Di kampus UIN Maliki Malang, telah dicantumkan aturan mengenai kewajiban setiap mahasiswa yang menyebutkan kewajiban untuk selalu menjaga kebersihan dan memelihara sarana prasarana. Lebih tepatnya, pada surat keputusan rektor pada Bab III pasal 5 ayat 10 dan 11 menyebutkan bahwa,
Setiap mahasiswa UIN Maulana Malik Ibrahim Malang, berkewajiban :
            10. Menjaga kebersihan, ketertiban dan keamanan kampus
            11. Memelihara sarana dan prasarana kampus. [6]

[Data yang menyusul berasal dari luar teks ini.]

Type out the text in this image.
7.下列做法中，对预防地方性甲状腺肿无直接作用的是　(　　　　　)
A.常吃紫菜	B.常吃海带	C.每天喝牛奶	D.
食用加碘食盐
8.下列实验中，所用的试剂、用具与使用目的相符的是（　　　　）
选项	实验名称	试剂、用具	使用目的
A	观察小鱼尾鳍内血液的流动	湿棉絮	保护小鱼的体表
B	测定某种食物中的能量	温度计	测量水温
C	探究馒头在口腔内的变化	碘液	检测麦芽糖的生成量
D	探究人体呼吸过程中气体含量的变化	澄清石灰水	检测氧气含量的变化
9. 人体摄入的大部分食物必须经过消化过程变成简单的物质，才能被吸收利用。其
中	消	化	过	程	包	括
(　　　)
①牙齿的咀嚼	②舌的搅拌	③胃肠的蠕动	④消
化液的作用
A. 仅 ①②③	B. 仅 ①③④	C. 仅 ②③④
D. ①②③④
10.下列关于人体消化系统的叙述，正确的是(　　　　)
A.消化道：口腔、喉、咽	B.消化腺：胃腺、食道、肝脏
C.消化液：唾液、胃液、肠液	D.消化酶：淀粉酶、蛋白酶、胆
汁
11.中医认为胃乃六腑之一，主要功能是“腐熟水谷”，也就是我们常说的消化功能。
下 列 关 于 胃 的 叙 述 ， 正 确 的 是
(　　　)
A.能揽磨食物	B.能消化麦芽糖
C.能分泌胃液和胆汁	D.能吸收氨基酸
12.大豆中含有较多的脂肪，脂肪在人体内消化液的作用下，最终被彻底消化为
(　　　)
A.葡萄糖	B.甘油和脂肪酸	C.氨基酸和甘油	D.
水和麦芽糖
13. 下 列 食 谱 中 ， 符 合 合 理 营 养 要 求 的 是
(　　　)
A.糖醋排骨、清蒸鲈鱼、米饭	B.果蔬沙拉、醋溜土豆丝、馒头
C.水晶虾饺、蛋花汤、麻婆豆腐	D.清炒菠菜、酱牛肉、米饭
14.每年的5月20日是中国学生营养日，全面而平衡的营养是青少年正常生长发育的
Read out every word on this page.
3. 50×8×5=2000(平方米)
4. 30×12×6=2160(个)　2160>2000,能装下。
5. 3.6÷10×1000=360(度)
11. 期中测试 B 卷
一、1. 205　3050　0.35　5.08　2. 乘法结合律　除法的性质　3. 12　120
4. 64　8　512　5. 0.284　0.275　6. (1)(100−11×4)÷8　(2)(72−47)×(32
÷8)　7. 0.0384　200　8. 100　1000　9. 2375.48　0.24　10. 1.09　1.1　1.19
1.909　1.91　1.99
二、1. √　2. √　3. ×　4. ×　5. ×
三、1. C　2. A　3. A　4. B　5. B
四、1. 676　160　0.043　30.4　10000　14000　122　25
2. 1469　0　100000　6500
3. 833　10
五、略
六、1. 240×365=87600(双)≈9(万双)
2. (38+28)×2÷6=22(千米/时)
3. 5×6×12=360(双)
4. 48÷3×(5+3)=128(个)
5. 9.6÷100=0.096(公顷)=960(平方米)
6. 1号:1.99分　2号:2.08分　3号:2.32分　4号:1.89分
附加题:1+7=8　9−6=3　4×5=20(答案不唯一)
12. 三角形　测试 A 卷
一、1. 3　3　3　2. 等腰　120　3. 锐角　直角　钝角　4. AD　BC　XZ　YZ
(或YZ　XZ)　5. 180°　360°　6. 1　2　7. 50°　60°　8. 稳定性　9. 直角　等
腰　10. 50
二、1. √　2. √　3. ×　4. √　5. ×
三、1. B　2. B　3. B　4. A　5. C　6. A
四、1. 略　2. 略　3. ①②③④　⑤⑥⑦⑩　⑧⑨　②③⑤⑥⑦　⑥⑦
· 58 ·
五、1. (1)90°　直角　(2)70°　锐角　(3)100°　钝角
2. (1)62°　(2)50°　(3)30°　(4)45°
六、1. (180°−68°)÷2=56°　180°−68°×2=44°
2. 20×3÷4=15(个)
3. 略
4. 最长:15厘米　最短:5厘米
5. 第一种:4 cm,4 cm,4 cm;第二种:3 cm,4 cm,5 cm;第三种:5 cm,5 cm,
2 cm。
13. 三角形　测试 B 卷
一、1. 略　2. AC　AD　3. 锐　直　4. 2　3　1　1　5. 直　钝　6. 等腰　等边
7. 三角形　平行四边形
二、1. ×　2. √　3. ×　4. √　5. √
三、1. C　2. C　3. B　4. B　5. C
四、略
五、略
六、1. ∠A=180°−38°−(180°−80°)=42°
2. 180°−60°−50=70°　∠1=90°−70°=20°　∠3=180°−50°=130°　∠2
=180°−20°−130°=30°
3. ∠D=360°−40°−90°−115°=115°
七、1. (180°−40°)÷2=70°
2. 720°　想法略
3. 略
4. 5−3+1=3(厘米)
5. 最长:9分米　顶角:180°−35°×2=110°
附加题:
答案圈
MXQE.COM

Pada ayat tersebut sudah sangat jelas bahwa pemeliharaan semua sarana dan prasarana kampus merupakan hal yang wajib untuk dilaksanakan. Namun pada realitas yang terjadi di kampus UIN Maliki Malang masih banyak terjadi pelanggaran dan ketidak patuhan terhadap aturan yang ada. Dalam kasus ini, kewajiban sebagaimana tercantum dalam pasal di atas diabaikan dan dianggap sepele.
Selain berkaitan pada kewajiban, pada Bab IV tentang Larangan dan Pelanggaran, pada pasal 6 (9) mengenai pelanggaran merusak sarana dan prasarana, serta pada pasal 7 (3) disebutkan, merusak sarana dan prasarana merupakan salah satu pelanggaran berat yang dapat menimbulkan kerugian moral dan material. [7]
            Sedangkan pada Bab V tentang Bentuk dan Jenis Sanksi. Diatur pada pasal 8 , di mana bentuk sanksi mulai dari teguran, pembayaran ganti rugi, tidak mendapat layanan akademik, pencabutan hak akademik, skorsing, penangguhan penyerahan iajazah atau nilai, pemberhentian secara tidak hormat sampai penyerahan kepada pihak yang berwajib. Dan dari bentuk sanksi tersebut, pada pasal 9 di kelompokkan pada tiga jenis sanksi, yakni sanksi ringan, sedang dan berat. [8]
            Pada dasarnya di dalam kode etik dan tata tertib mahasiswa, sudah tercantum secara jelas mulai dari kewajiban, larangan sampai sanksinya. Sehingga apa yang terjadi pada kasus ini sudah jelas menyalahi ketiga hal tersebut. Sebagaimana dalam gambar berikut :



Berdasarkan gambar dari hasil observasi dan dokumentasi langsung di salah satu ruang kelas, selain merusak keindahan dan kerapian fasilitas, kata-kata yang tercantum di dalamnya juga tidak selayaknya di tuliskan di hadapan publik. Selain itu, di saat ada salah seorang yang mencoret-coret fasilitas, tidak ada yang menegur dan terkesan diabaikan.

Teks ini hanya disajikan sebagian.